SECURITY

HTX hacker returned the money! Respond with strange English, take the bug bounty obediently

share
HTX hacker returned the money! Respond with strange English, take the bug bounty obediently

In late September, the HTX exchange was hacked for 4,999 ETH. Justin Sun stated that he accepted the "small loss" of nearly 8 million Euros and was willing to fully compensate. As of October 7th, data analysis account Lookonchain observed that the hacker had returned the 4,999 ETH and was even willing to claim the bug bounty.

Hacker Leaves Response in Broken English, Returns Bug Bounty

The hacker incident was suspicious from the start, with HTX receiving early warnings but not disclosing the information to users immediately.

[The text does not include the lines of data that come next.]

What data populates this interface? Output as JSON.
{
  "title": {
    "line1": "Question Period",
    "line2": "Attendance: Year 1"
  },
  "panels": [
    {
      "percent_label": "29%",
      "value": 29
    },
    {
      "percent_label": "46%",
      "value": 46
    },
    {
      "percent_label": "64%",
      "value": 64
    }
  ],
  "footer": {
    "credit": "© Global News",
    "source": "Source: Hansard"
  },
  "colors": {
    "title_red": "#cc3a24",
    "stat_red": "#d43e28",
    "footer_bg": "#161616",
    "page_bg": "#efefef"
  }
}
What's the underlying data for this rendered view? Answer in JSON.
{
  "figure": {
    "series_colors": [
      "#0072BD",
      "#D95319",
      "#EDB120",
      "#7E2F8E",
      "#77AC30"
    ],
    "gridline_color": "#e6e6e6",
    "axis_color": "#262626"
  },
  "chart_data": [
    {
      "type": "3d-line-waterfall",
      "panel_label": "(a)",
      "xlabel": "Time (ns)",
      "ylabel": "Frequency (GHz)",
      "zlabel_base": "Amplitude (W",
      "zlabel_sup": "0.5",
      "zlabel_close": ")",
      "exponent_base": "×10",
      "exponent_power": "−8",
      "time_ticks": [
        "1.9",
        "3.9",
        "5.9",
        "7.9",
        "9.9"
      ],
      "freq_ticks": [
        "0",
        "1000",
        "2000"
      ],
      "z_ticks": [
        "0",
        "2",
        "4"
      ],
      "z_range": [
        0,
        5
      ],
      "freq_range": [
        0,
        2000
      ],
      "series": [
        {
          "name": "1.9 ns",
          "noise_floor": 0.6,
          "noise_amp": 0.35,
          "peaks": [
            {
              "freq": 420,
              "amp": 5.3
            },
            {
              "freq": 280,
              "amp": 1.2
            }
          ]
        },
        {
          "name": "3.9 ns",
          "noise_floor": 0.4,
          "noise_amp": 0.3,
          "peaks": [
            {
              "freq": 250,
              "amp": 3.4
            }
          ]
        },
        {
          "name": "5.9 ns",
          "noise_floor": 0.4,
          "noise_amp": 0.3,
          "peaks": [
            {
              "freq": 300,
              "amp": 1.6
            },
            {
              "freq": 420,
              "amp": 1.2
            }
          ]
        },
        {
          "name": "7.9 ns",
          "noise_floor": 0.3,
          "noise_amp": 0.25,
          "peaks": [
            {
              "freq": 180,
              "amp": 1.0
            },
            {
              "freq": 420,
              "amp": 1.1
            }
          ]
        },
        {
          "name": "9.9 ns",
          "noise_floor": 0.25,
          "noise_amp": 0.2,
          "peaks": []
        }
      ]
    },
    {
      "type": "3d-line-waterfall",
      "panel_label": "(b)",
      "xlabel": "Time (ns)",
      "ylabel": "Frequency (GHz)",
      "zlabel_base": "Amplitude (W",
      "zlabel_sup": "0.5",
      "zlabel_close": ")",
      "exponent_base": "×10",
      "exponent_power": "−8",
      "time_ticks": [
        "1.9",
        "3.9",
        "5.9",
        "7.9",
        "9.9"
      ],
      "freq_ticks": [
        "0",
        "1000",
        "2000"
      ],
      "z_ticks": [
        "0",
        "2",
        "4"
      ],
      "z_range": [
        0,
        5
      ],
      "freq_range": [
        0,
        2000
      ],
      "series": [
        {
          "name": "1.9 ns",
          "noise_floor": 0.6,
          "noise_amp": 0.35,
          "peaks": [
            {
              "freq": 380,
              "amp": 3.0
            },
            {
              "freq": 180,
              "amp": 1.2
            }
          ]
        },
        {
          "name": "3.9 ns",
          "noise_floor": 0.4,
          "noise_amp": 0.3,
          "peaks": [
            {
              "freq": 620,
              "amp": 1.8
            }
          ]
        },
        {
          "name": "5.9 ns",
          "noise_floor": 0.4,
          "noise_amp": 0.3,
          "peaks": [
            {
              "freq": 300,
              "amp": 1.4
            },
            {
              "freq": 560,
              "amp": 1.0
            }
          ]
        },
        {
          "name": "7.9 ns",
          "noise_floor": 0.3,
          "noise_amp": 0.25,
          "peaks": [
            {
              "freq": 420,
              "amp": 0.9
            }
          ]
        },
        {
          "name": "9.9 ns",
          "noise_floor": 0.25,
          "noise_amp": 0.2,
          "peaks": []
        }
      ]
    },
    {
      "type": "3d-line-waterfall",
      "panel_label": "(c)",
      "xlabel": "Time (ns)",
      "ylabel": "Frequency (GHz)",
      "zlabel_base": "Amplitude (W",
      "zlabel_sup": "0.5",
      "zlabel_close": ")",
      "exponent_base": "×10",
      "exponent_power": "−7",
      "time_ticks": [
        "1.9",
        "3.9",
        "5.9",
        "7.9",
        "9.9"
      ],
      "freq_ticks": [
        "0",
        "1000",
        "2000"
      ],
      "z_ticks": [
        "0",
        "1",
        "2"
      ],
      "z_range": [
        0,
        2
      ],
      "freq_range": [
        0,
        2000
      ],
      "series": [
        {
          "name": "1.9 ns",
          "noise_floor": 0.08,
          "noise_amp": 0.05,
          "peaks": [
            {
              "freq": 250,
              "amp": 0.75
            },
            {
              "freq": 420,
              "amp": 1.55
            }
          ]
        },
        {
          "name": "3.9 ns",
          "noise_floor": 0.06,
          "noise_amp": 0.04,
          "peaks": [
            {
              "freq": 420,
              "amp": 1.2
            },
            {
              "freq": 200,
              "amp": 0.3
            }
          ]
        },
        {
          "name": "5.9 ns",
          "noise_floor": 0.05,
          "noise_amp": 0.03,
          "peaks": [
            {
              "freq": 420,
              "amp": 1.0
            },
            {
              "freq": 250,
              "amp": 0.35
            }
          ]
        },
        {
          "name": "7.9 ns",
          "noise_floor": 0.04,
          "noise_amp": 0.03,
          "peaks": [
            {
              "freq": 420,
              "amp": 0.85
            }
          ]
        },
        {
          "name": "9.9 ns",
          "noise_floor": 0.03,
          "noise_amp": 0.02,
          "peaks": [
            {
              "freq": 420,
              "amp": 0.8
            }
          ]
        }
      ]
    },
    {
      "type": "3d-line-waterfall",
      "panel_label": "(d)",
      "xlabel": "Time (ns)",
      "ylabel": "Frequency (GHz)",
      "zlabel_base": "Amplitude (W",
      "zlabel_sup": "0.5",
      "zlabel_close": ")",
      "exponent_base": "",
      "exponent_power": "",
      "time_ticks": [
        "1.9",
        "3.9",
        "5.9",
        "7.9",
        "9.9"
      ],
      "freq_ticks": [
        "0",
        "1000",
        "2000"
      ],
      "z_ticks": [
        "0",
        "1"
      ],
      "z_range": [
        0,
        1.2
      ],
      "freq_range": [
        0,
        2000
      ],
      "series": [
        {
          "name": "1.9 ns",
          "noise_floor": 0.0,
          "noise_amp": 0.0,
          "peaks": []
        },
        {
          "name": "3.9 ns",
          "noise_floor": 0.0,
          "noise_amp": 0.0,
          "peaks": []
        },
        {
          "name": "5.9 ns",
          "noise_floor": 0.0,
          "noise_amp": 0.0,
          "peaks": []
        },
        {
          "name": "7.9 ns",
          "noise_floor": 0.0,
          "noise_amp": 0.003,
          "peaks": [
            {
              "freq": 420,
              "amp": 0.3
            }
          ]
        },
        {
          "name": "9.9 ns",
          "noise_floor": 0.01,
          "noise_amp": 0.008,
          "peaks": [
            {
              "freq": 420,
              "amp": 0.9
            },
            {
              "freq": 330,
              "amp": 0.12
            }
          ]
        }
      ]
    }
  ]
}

They only communicated with the hacker through blockchain messages, offering to fully compensate for the losses.

At the time, HTX left a message: "We have confirmed your real identity. Please return the funds to 0x18709E89BD403F470088aBDAcEbE86CC60dda12e. We will provide you with a 5% white hat bonus. This offer is valid for 7 days, until October 2, 2023. If you do not return the funds by the deadline, we will seek legal intervention." Blockchain message

After the deadline set by HTX passed, HTX did not announce any information regarding legal intervention; however, the hacker returned the money voluntarily, without even claiming the 5% white hat bonus.

The hacker left a strange English message for the bounty: "Received your message. white hat bonus to 0x1Fc8674A51D6b97C968BE384337519CE7003152B. your system hot wallet private key leak, you should change system hot wallet address and reduce the system hot wallet rate."

In this message, phrases like "your system hot wallet private key leak," "system hot wallet address," and "system hot wallet rate" are strung together with multiple nouns, lacking natural articles to convey the meaning, showing unnatural English usage. It is unclear if this was intentional obfuscation or the work of a non-native English speaker.

HTX Awards $410,000 Bounty

HTX gave the hacker 250 ETH and informed them that they made the right decision, providing an email address for the hacker to submit a vulnerability analysis report to help prevent similar incidents from occurring.